Find the slope of the straight line whose equation is six 𝑦 equals 𝑎𝑥 plus nine and passes through the point 𝐴 with coordinate seven, negative two.
The slope or gradient of a straight line is the steepness of that line. Lines with a positive gradient slope upwards from left to right, whereas lines with a negative gradient slope downwards from left to right. It’s relatively straightforward to determine the slope of a straight line if its equation is already in what we call slope–intercept form, 𝑦 equals 𝑚𝑥 plus 𝑐. As here, the value 𝑚 represents the slope of the line and the value 𝑐 represents the 𝑦-intercept. That’s the 𝑦-value at which the straight line intersects the 𝑦-axis.

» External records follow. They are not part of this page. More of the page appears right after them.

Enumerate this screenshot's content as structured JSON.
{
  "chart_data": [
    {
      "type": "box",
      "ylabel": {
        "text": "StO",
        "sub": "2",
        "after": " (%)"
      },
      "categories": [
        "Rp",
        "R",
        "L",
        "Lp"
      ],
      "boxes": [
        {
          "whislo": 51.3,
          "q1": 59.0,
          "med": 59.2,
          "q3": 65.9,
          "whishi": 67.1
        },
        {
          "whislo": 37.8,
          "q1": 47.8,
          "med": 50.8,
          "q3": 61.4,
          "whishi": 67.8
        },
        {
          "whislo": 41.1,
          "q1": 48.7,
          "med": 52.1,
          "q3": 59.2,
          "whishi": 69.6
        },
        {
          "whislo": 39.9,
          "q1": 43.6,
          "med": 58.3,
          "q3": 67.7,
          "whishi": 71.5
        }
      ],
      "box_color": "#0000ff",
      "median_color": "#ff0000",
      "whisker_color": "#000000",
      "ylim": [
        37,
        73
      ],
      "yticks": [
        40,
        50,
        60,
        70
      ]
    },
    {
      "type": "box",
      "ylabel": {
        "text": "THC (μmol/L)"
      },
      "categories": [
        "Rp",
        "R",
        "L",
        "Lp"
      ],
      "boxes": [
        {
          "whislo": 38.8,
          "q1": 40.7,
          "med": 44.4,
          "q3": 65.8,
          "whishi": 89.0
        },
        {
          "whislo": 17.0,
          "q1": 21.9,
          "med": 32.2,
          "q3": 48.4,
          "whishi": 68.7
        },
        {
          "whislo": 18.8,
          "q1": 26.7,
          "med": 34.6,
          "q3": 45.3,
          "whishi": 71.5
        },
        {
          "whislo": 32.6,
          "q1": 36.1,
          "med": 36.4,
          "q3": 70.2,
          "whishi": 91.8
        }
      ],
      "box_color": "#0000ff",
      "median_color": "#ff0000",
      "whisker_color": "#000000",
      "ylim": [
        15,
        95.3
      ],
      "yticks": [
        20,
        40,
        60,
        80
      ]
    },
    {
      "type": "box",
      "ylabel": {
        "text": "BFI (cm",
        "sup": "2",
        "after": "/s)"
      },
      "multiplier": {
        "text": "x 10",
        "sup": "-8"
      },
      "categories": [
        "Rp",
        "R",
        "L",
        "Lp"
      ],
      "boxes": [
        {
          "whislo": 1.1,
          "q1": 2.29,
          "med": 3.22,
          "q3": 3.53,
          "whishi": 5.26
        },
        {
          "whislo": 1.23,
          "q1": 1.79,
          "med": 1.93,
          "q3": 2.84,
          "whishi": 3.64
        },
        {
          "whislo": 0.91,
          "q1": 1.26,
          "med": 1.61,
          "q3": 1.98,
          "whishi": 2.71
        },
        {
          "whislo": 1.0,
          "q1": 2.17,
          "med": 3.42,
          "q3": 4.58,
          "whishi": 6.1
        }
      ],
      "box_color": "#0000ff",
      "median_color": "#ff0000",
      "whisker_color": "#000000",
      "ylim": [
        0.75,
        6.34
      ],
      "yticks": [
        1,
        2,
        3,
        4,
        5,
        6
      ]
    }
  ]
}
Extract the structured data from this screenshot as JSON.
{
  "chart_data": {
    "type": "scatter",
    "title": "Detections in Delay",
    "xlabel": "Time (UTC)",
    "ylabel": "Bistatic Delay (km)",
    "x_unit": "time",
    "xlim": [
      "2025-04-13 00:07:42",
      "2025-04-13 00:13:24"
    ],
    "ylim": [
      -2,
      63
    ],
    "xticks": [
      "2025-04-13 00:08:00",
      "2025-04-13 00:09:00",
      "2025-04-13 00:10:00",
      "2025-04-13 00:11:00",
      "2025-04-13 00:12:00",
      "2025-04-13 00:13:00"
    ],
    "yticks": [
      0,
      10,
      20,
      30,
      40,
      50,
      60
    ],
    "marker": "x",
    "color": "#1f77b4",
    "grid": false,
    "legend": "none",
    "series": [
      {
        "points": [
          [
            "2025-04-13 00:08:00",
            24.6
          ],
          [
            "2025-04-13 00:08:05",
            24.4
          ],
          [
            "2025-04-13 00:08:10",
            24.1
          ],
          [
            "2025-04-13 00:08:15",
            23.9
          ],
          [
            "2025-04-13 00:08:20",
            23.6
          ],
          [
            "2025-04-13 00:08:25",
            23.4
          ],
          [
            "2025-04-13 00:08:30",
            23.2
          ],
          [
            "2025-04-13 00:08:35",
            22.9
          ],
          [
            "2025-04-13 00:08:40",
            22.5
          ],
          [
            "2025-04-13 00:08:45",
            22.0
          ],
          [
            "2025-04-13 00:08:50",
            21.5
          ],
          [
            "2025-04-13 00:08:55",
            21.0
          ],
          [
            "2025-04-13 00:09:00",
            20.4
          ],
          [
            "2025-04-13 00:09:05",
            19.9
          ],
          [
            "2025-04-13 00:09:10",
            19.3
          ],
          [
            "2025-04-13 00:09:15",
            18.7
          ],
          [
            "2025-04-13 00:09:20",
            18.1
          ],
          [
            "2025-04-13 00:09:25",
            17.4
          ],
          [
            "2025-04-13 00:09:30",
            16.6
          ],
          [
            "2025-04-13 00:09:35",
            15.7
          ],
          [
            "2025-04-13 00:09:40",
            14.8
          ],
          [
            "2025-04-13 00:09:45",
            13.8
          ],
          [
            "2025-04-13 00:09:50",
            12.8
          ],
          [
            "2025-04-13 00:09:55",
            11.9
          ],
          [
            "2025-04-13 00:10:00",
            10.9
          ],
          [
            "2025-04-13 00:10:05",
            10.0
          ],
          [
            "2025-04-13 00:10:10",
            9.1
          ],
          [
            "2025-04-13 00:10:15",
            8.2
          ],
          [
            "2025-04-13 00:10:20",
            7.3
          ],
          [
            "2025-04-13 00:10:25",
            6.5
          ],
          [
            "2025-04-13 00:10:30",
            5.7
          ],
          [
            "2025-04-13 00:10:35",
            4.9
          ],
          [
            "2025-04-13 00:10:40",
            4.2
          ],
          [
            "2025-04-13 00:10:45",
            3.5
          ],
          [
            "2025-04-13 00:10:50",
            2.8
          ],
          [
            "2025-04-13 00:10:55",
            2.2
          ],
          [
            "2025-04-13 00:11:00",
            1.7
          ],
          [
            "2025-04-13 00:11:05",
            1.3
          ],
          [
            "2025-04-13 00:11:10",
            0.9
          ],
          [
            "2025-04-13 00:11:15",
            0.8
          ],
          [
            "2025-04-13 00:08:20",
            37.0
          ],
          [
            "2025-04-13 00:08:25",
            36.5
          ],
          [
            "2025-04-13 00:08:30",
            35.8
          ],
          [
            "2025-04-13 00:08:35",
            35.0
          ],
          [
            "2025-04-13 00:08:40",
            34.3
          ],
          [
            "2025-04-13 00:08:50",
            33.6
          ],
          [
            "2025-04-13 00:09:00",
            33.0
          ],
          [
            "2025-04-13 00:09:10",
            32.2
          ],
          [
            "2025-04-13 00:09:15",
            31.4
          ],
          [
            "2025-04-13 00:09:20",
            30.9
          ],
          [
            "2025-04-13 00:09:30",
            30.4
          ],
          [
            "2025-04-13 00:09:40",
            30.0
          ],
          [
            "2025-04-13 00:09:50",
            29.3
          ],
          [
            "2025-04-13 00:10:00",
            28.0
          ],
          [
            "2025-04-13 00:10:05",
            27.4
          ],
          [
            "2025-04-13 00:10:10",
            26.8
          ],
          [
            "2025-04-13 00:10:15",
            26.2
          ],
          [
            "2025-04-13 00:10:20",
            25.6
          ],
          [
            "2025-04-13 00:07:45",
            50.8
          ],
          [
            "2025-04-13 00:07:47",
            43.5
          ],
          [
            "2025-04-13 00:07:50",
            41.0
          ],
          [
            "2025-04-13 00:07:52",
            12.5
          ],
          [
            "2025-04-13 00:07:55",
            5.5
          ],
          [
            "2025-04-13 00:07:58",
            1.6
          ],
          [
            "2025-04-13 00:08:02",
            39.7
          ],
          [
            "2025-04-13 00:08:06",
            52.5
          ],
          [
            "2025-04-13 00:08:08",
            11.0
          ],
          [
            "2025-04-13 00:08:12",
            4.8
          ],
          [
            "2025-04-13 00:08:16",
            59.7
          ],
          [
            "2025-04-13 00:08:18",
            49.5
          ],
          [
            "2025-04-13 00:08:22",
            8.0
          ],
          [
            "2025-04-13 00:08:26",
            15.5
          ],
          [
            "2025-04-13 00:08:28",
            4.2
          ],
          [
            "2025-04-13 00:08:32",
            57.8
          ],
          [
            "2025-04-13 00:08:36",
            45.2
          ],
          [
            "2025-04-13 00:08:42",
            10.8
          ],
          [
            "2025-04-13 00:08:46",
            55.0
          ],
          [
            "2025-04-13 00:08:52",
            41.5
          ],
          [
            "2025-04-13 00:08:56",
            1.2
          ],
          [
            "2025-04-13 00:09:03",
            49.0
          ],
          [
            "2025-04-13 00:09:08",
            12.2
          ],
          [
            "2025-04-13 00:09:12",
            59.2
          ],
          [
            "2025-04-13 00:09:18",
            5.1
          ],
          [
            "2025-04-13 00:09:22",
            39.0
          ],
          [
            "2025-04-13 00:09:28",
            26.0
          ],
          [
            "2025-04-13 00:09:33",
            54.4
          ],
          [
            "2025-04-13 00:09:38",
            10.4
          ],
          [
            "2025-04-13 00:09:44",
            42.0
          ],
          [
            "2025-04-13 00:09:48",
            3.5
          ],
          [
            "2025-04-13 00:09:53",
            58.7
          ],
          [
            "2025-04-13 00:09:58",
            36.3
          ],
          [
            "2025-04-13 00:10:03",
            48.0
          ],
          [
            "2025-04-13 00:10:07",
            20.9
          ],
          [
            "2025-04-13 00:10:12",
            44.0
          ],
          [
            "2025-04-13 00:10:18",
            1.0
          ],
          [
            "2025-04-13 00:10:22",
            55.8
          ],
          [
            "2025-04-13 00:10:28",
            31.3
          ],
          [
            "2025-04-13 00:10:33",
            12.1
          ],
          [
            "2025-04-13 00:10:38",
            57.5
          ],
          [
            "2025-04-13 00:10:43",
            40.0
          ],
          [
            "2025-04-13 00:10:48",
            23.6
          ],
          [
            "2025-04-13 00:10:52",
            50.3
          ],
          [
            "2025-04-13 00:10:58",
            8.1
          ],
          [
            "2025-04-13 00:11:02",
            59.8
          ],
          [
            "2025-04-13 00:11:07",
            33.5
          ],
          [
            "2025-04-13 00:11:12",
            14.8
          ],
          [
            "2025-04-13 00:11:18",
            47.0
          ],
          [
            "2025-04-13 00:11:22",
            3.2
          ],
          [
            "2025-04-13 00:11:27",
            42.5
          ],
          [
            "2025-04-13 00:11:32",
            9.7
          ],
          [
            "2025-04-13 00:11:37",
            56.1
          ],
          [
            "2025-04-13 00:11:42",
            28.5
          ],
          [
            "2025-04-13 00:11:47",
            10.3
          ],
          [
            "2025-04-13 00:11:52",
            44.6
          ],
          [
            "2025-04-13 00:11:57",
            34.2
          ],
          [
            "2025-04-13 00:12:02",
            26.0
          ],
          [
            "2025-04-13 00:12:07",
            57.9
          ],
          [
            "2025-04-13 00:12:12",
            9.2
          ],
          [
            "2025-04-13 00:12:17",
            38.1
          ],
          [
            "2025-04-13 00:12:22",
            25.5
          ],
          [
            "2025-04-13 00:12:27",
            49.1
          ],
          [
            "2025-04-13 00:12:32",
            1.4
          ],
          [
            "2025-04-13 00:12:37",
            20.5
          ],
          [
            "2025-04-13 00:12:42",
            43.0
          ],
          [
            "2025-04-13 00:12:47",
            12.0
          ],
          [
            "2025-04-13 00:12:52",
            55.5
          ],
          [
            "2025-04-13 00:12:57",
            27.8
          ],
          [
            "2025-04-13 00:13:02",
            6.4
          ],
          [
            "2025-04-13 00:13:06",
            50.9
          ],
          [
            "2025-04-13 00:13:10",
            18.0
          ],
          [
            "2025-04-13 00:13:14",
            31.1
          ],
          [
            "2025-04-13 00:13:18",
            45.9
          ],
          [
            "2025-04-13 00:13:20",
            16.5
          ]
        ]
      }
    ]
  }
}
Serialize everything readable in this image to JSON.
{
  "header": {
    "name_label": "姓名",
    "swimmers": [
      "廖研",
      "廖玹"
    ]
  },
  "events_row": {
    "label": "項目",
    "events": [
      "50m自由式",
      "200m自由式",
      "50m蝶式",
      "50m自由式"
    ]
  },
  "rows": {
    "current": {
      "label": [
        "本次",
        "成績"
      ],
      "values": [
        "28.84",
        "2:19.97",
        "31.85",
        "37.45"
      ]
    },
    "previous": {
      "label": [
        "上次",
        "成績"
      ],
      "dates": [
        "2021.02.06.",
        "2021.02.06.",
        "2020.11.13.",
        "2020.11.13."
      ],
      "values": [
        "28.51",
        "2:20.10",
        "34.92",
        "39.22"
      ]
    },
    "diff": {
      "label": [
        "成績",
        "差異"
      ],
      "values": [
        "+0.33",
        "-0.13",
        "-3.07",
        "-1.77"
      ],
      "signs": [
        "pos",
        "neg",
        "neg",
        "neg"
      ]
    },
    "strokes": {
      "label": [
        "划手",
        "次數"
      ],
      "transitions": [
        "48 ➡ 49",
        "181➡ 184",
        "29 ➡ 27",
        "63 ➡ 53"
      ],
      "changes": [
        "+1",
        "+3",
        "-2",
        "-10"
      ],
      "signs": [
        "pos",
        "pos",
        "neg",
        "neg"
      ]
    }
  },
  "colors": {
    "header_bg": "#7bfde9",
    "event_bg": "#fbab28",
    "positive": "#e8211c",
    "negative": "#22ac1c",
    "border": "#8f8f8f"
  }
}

Looking at the equation of the line we’ve been given, we can see that it is nearly in this form, although instead of just being 𝑦 on the left-hand side, it is six 𝑦. However, we can bring it into the form 𝑦 equals 𝑚𝑥 plus 𝑐 if we divide both sides of the equation by six. On the left, dividing by six gives 𝑦. And on the right-hand side, dividing by six gives the expression 𝑎𝑥 plus nine all over six.
We can separate the expression on the right-hand side of this equation into the sum of two separate fractions with a common denominator of six. We can write it as 𝑎𝑥 over six or 𝑎 over six 𝑥 plus nine over six. The value of nine over six can actually be simplified by dividing both the numerator and denominator of this fraction by three, to give the simplified fraction three over two. Now, comparing the equation of our line with the general form, we see that the slope of our line is 𝑎 over six because the coefficient of 𝑥 — that’s the value in front of the 𝑥 — is 𝑎 over six. And although we haven’t been asked to give the 𝑦-intercept of our line, we can see that it is equal to three over two.
In order to determine the slope of this straight line then, we need to work out the value of this constant 𝑎. To do so, we use the fact that this straight line passes through the point capital 𝐴, which has coordinates seven, negative two. As this point lies on our straight line, this pair of 𝑥- and 𝑦-values must satisfy the equation of the straight line. So, we know that when 𝑥 is equal to seven, 𝑦 must be equal to negative two. And we have a pair of values for 𝑥 and 𝑦 which we can substitute into the equation of our line in order to find the value of 𝑎.
Let’s substitute into the equation of our straight line in the form it was originally given in because this form doesn’t involve any fractions. Substituting negative two for 𝑦 and seven for 𝑎, we get the equation six multiplied by negative two is equal to 𝑎 multiplied by seven plus nine. Six multiplied by negative two is equal to negative 12. Remember, a positive multiplied by a negative gives a negative answer. And on the right-hand side, 𝑎 multiplied by seven can be written as seven 𝑎. So, we have the equation negative 12 equals seven 𝑎 plus nine, which we now wish to solve to find the value of 𝑎.
We begin by subtracting nine from each side of the equation. On the right-hand side, we’re just left with seven 𝑎. And on the left-hand side, negative 12 minus a further nine takes us to negative 21. Our final step in solving this equation is to divide both sides by seven. On the right, seven 𝑎 divided by seven just gives 𝑎. And on the left, negative 21 divided by seven gives negative three. Remember, a negative divided by a positive gives a negative answer. So, we found the value of 𝑎. 𝑎 is equal to negative three.
Our final step is to substitute this value for 𝑎 into the expression we found for the slope of our line. Remember, we said that the slope of our line was equal to 𝑎 over six. So, substituting 𝑎 equals negative three gives that the slope of the line is equal to negative three over six. We can simplify this fraction though by dividing both the numerator and denominator by three. Three divided by three is one, and six divided by three is two.
So, we’ve found that the slope of the straight line whose equation is six 𝑦 equals 𝑎𝑥 plus nine and passes through the point with coordinate seven, negative two is negative one-half.